Rising healthcare costs have forced many employers to rethink the type of coverage they offer employees. One option that’s especially popular these days is a high-deductible health plan (HDHP).
What is an HDHP?
As its name implies, an HDHP is a type of health coverage with a higher deductible and lower premium than a traditional healthcare plan. It ensures that employees are covered in the event of serious injuries and illness, but it doesn’t offer many extras. In other words, it’s a form of “catastrophic coverage.” In a true HDHP, all healthcare expenses (sometimes with the exception of preventive services) are paid out of pocket until the deductible is met.
The main catalyst for the growing popularity of HDHPs is the increasing cost of healthcare. Many companies (and their employees) don’t have the money to spend on traditional health coverage, but an HDHP is a viable option. The Kaiser Family Foundation’s 2016 Employer Health Benefits Survey found the percentage of employees enrolled in employer-sponsored HDHPs was only eight percent in 2009, but that grew to 29 percent in 2016.
What Are the Benefits?
The most glaring benefit is the lower premiums, which are more affordable than most traditional healthcare plans. In some cases, this is the only way that a company can realistically cover its employees. This makes it ideal for employees who seldom use their health benefits. If they don’t take any expensive medications, their monthly bills tend to be lower.
Another benefit is the ability to open a Health Savings Account (HSA), to help cover the out of pocket costs. An HSA is a tax-advantaged account you can contribute to for purposes of paying qualified medical expenses.
What Are the Drawbacks?
If an individual does require expensive medical care, they need to meet a high deductible before their coverage kicks in.
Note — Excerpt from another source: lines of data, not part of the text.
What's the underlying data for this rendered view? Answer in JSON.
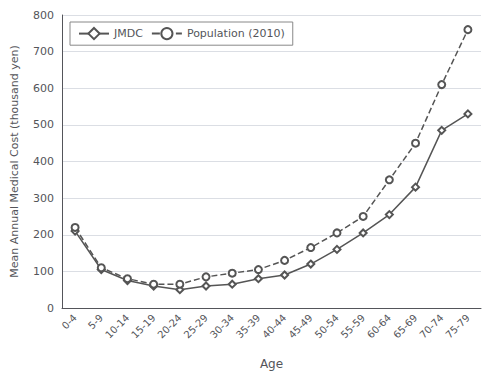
{
  "chart_data": {
    "type": "line",
    "categories": [
      "0-4",
      "5-9",
      "10-14",
      "15-19",
      "20-24",
      "25-29",
      "30-34",
      "35-39",
      "40-44",
      "45-49",
      "50-54",
      "55-59",
      "60-64",
      "65-69",
      "70-74",
      "75-79"
    ],
    "series": [
      {
        "name": "JMDC",
        "color": "#555555",
        "marker": "diamond",
        "line_style": "solid",
        "values": [
          210,
          105,
          75,
          60,
          50,
          60,
          65,
          80,
          90,
          120,
          160,
          205,
          255,
          330,
          485,
          530
        ]
      },
      {
        "name": "Population (2010)",
        "color": "#555555",
        "marker": "circle",
        "line_style": "dashed",
        "values": [
          220,
          110,
          80,
          65,
          65,
          85,
          95,
          105,
          130,
          165,
          205,
          250,
          350,
          450,
          610,
          760
        ]
      }
    ],
    "xlabel": "Age",
    "ylabel": "Mean Annual Medical Cost (thousand yen)",
    "ylim": [
      0,
      800
    ],
    "yticks": [
      0,
      100,
      200,
      300,
      400,
      500,
      600,
      700,
      800
    ],
    "grid": true,
    "legend": "upper left"
  }
}
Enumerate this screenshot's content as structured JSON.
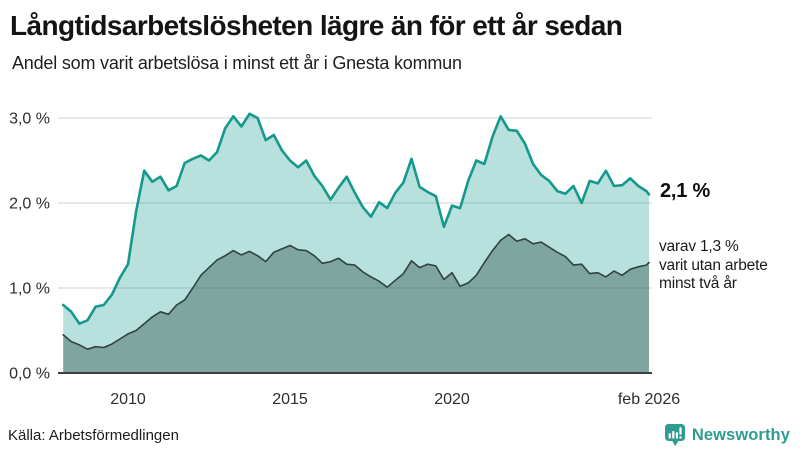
{
  "header": {
    "title": "Långtidsarbetslösheten lägre än för ett år sedan",
    "subtitle": "Andel som varit arbetslösa i minst ett år i Gnesta kommun"
  },
  "annotations": {
    "end_value": "2,1 %",
    "secondary": "varav 1,3 %\nvarit utan arbete\nminst två år"
  },
  "footer": {
    "source": "Källa: Arbetsförmedlingen",
    "brand": "Newsworthy"
  },
  "colors": {
    "accent_teal": "#14998c",
    "light_fill": "#b9dcd7",
    "dark_fill": "#7aa39c",
    "dark_line": "#30433e",
    "brand_teal": "#2e9c90",
    "gridline": "#d8dce1",
    "axis_line": "#3c4043"
  },
  "chart_data": {
    "type": "area",
    "title": "Långtidsarbetslösheten lägre än för ett år sedan",
    "subtitle": "Andel som varit arbetslösa i minst ett år i Gnesta kommun",
    "unit": "%",
    "grid": "horizontal",
    "legend_position": "right-annotations",
    "xlim": [
      2008.0,
      2026.08
    ],
    "ylim": [
      0,
      3.2
    ],
    "y_ticks": [
      {
        "value": 0,
        "label": "0,0 %"
      },
      {
        "value": 1,
        "label": "1,0 %"
      },
      {
        "value": 2,
        "label": "2,0 %"
      },
      {
        "value": 3,
        "label": "3,0 %"
      }
    ],
    "x_ticks": [
      {
        "value": 2010,
        "label": "2010"
      },
      {
        "value": 2015,
        "label": "2015"
      },
      {
        "value": 2020,
        "label": "2020"
      },
      {
        "value": 2026.08,
        "label": "feb 2026"
      }
    ],
    "x": [
      2008,
      2008.25,
      2008.5,
      2008.75,
      2009,
      2009.25,
      2009.5,
      2009.75,
      2010,
      2010.25,
      2010.5,
      2010.75,
      2011,
      2011.25,
      2011.5,
      2011.75,
      2012,
      2012.25,
      2012.5,
      2012.75,
      2013,
      2013.25,
      2013.5,
      2013.75,
      2014,
      2014.25,
      2014.5,
      2014.75,
      2015,
      2015.25,
      2015.5,
      2015.75,
      2016,
      2016.25,
      2016.5,
      2016.75,
      2017,
      2017.25,
      2017.5,
      2017.75,
      2018,
      2018.25,
      2018.5,
      2018.75,
      2019,
      2019.25,
      2019.5,
      2019.75,
      2020,
      2020.25,
      2020.5,
      2020.75,
      2021,
      2021.25,
      2021.5,
      2021.75,
      2022,
      2022.25,
      2022.5,
      2022.75,
      2023,
      2023.25,
      2023.5,
      2023.75,
      2024,
      2024.25,
      2024.5,
      2024.75,
      2025,
      2025.25,
      2025.5,
      2025.75,
      2026,
      2026.08
    ],
    "series": [
      {
        "name": "Arbetslösa minst ett år",
        "last_value": 2.1,
        "last_value_label": "2,1 %",
        "line_color": "#14998c",
        "fill_color": "rgba(20,153,140,0.30)",
        "line_width": 2.6,
        "values": [
          0.8,
          0.72,
          0.58,
          0.62,
          0.78,
          0.8,
          0.92,
          1.12,
          1.28,
          1.9,
          2.38,
          2.25,
          2.31,
          2.15,
          2.2,
          2.47,
          2.52,
          2.56,
          2.5,
          2.6,
          2.88,
          3.02,
          2.9,
          3.05,
          3.0,
          2.74,
          2.8,
          2.62,
          2.5,
          2.42,
          2.5,
          2.32,
          2.2,
          2.04,
          2.18,
          2.31,
          2.12,
          1.95,
          1.84,
          2.01,
          1.94,
          2.12,
          2.24,
          2.52,
          2.19,
          2.13,
          2.08,
          1.72,
          1.97,
          1.94,
          2.26,
          2.5,
          2.46,
          2.78,
          3.02,
          2.86,
          2.85,
          2.7,
          2.46,
          2.33,
          2.26,
          2.14,
          2.11,
          2.2,
          2.0,
          2.26,
          2.23,
          2.38,
          2.2,
          2.21,
          2.29,
          2.2,
          2.14,
          2.1
        ]
      },
      {
        "name": "Varav utan arbete minst två år",
        "last_value": 1.3,
        "last_value_label": "1,3 %",
        "line_color": "#30433e",
        "fill_color": "rgba(47,84,76,0.42)",
        "line_width": 1.6,
        "values": [
          0.45,
          0.37,
          0.33,
          0.28,
          0.31,
          0.3,
          0.34,
          0.4,
          0.46,
          0.5,
          0.58,
          0.66,
          0.72,
          0.69,
          0.8,
          0.86,
          1.0,
          1.15,
          1.24,
          1.33,
          1.38,
          1.44,
          1.39,
          1.43,
          1.38,
          1.31,
          1.42,
          1.46,
          1.5,
          1.45,
          1.44,
          1.38,
          1.29,
          1.31,
          1.35,
          1.28,
          1.27,
          1.19,
          1.13,
          1.08,
          1.01,
          1.09,
          1.17,
          1.32,
          1.24,
          1.28,
          1.26,
          1.1,
          1.18,
          1.02,
          1.06,
          1.15,
          1.3,
          1.44,
          1.56,
          1.63,
          1.55,
          1.58,
          1.52,
          1.54,
          1.48,
          1.42,
          1.37,
          1.27,
          1.28,
          1.17,
          1.18,
          1.13,
          1.2,
          1.15,
          1.22,
          1.25,
          1.27,
          1.3
        ]
      }
    ]
  }
}
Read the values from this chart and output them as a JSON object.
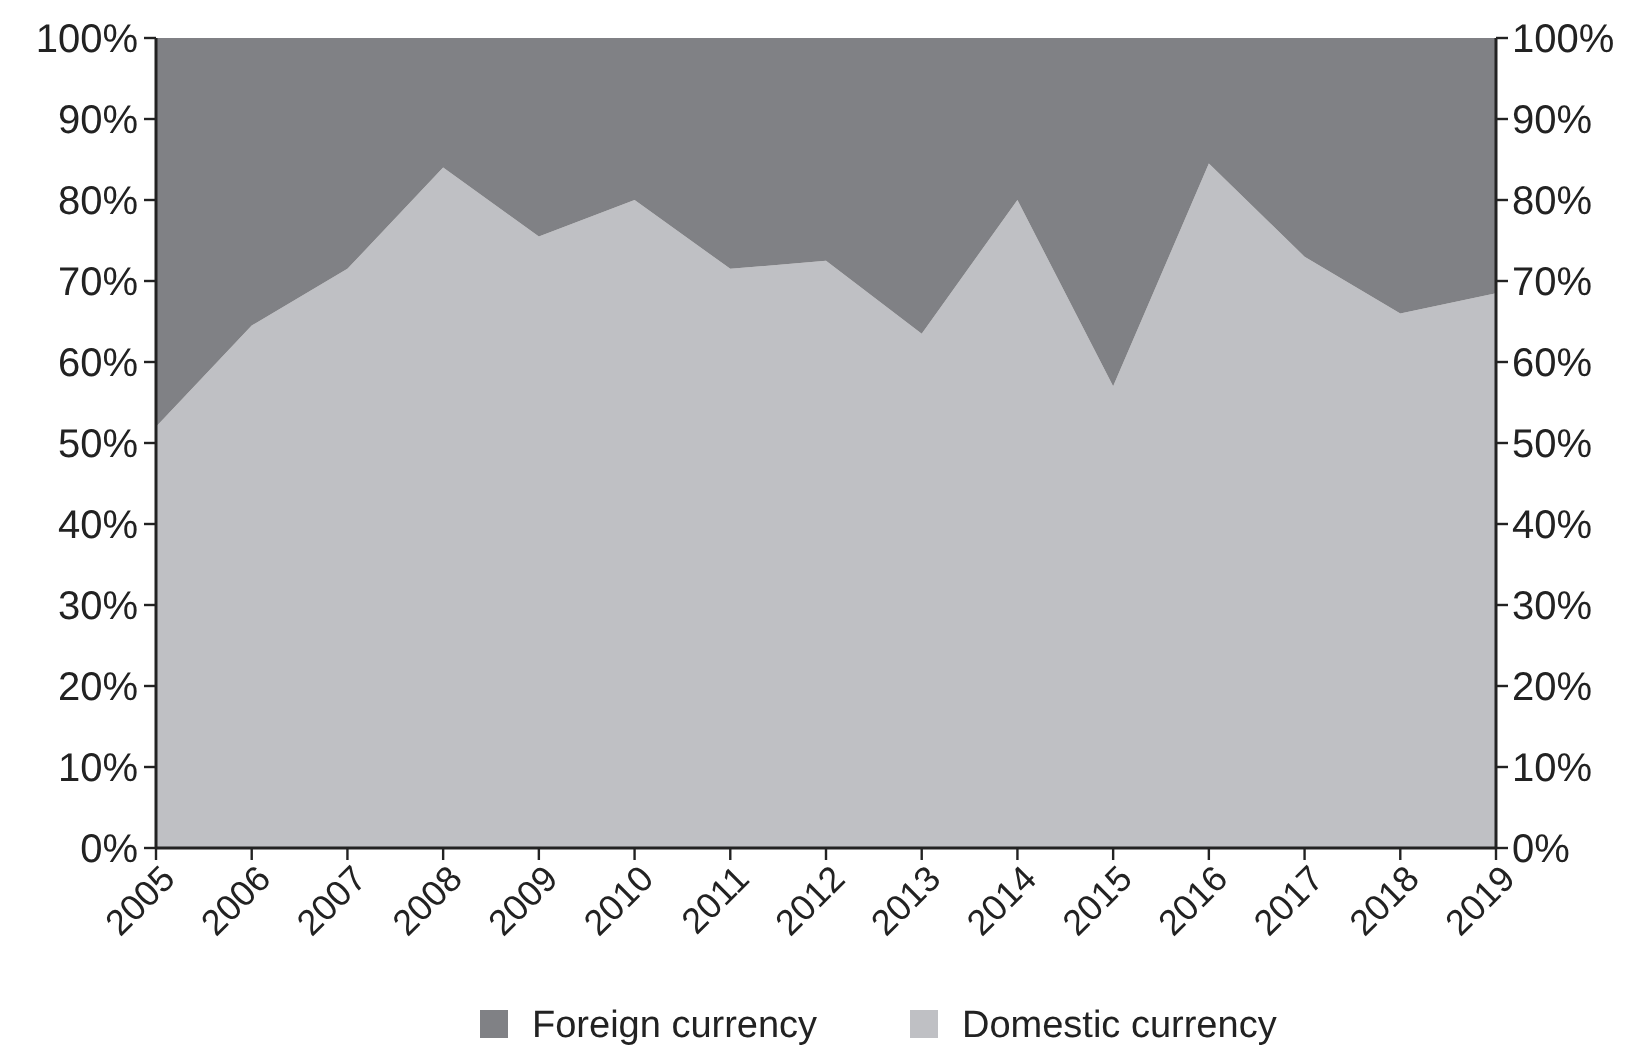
{
  "chart_data": {
    "type": "area",
    "stacked": true,
    "categories": [
      "2005",
      "2006",
      "2007",
      "2008",
      "2009",
      "2010",
      "2011",
      "2012",
      "2013",
      "2014",
      "2015",
      "2016",
      "2017",
      "2018",
      "2019"
    ],
    "series": [
      {
        "name": "Domestic currency",
        "color": "#bfc0c4",
        "values": [
          52,
          64.5,
          71.5,
          84,
          75.5,
          80,
          71.5,
          72.5,
          63.5,
          80,
          57,
          84.5,
          73,
          66,
          68.5
        ]
      },
      {
        "name": "Foreign currency",
        "color": "#808185",
        "values": [
          48,
          35.5,
          28.5,
          16,
          24.5,
          20,
          28.5,
          27.5,
          36.5,
          20,
          43,
          15.5,
          27,
          34,
          31.5
        ]
      }
    ],
    "ylim": [
      0,
      100
    ],
    "yticks": [
      {
        "value": 0,
        "label": "0%"
      },
      {
        "value": 10,
        "label": "10%"
      },
      {
        "value": 20,
        "label": "20%"
      },
      {
        "value": 30,
        "label": "30%"
      },
      {
        "value": 40,
        "label": "40%"
      },
      {
        "value": 50,
        "label": "50%"
      },
      {
        "value": 60,
        "label": "60%"
      },
      {
        "value": 70,
        "label": "70%"
      },
      {
        "value": 80,
        "label": "80%"
      },
      {
        "value": 90,
        "label": "90%"
      },
      {
        "value": 100,
        "label": "100%"
      }
    ],
    "y2lim": [
      0,
      100
    ],
    "y2ticks": [
      {
        "value": 0,
        "label": "0%"
      },
      {
        "value": 10,
        "label": "10%"
      },
      {
        "value": 20,
        "label": "20%"
      },
      {
        "value": 30,
        "label": "30%"
      },
      {
        "value": 40,
        "label": "40%"
      },
      {
        "value": 50,
        "label": "50%"
      },
      {
        "value": 60,
        "label": "60%"
      },
      {
        "value": 70,
        "label": "70%"
      },
      {
        "value": 80,
        "label": "80%"
      },
      {
        "value": 90,
        "label": "90%"
      },
      {
        "value": 100,
        "label": "100%"
      }
    ],
    "grid": false,
    "legend": "bottom"
  }
}
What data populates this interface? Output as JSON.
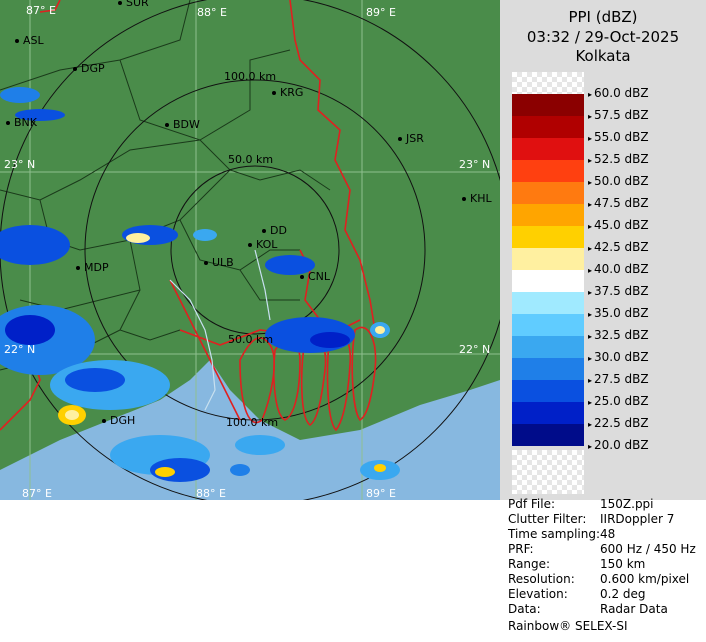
{
  "header": {
    "product": "PPI (dBZ)",
    "datetime": "03:32 / 29-Oct-2025",
    "station": "Kolkata"
  },
  "colors": {
    "land": "#4a8c4a",
    "sea": "#87b8e0",
    "border": "#e02020",
    "rings": "#111111"
  },
  "map": {
    "coordinates": {
      "lon_87_top": "87° E",
      "lon_88_top": "88° E",
      "lon_89_top": "89° E",
      "lat_23_left": "23° N",
      "lat_23_right": "23° N",
      "lat_22_left": "22° N",
      "lat_22_right": "22° N",
      "lon_87_bottom": "87° E",
      "lon_88_bottom": "88° E",
      "lon_89_bottom": "89° E"
    },
    "ring_labels": {
      "r100_upper": "100.0 km",
      "r50_upper": "50.0 km",
      "r50_lower": "50.0 km",
      "r100_lower": "100.0 km"
    },
    "places": {
      "suri": "SUR",
      "asl": "ASL",
      "dgp": "DGP",
      "krg": "KRG",
      "bdw": "BDW",
      "jsr": "JSR",
      "bnk": "BNK",
      "khl": "KHL",
      "dd": "DD",
      "kol": "KOL",
      "ulb": "ULB",
      "mdp": "MDP",
      "cnl": "CNL",
      "dgh": "DGH"
    }
  },
  "legend": {
    "items": [
      {
        "label": "60.0 dBZ",
        "color": "checker"
      },
      {
        "label": "57.5 dBZ",
        "color": "#8b0000"
      },
      {
        "label": "55.0 dBZ",
        "color": "#b00000"
      },
      {
        "label": "52.5 dBZ",
        "color": "#e01010"
      },
      {
        "label": "50.0 dBZ",
        "color": "#ff4010"
      },
      {
        "label": "47.5 dBZ",
        "color": "#ff7a10"
      },
      {
        "label": "45.0 dBZ",
        "color": "#ffa500"
      },
      {
        "label": "42.5 dBZ",
        "color": "#ffd000"
      },
      {
        "label": "40.0 dBZ",
        "color": "#fff0a0"
      },
      {
        "label": "37.5 dBZ",
        "color": "#ffffff"
      },
      {
        "label": "35.0 dBZ",
        "color": "#a0eaff"
      },
      {
        "label": "32.5 dBZ",
        "color": "#60ccff"
      },
      {
        "label": "30.0 dBZ",
        "color": "#3aa8f0"
      },
      {
        "label": "27.5 dBZ",
        "color": "#1f7fe8"
      },
      {
        "label": "25.0 dBZ",
        "color": "#0a50e0"
      },
      {
        "label": "22.5 dBZ",
        "color": "#0020c8"
      },
      {
        "label": "20.0 dBZ",
        "color": "#000c8a"
      }
    ]
  },
  "info": {
    "pdf_file_key": "Pdf File:",
    "pdf_file_val": "150Z.ppi",
    "clutter_key": "Clutter Filter:",
    "clutter_val": "IIRDoppler 7",
    "time_key": "Time sampling:",
    "time_val": "48",
    "prf_key": "PRF:",
    "prf_val": "600 Hz / 450 Hz",
    "range_key": "Range:",
    "range_val": "150 km",
    "resolution_key": "Resolution:",
    "resolution_val": "0.600 km/pixel",
    "elevation_key": "Elevation:",
    "elevation_val": "0.2 deg",
    "data_key": "Data:",
    "data_val": "Radar Data",
    "footer": "Rainbow® SELEX-SI"
  }
}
The IRS defines the limits for an HDHP deductible and out-of-pocket maximum. For 2018, the deductible must be at least $1,350 for an individual or $2,700 for a family and the yearly out-of-pocket maximum can’t be more than $6,650 for an individual or $13,300 for a family.
In turn, this can create a real economic hardship for some employees. If a person undergoes surgery, makes frequent visits to the doctor, or requires expensive medication, it can be financially difficult.
Is it Right for Your Company?
Determining the viability of a consumer-driven health plan depends on two key factors—the overall healthcare needs of your workforce and how much you and your employees are willing to spend on healthcare. If those needs are minimal and you’re looking to save money, it’s definitely something to consider. Otherwise, it may not be the best option.
It’s easy to see why an HDHP would be of interest to many of today’s employers. This type of plan provides a means of providing employees with basic coverage without costing an arm and leg. Before you jump in head first, it’s critical to look at it from all angles to decide if it makes sense for your company.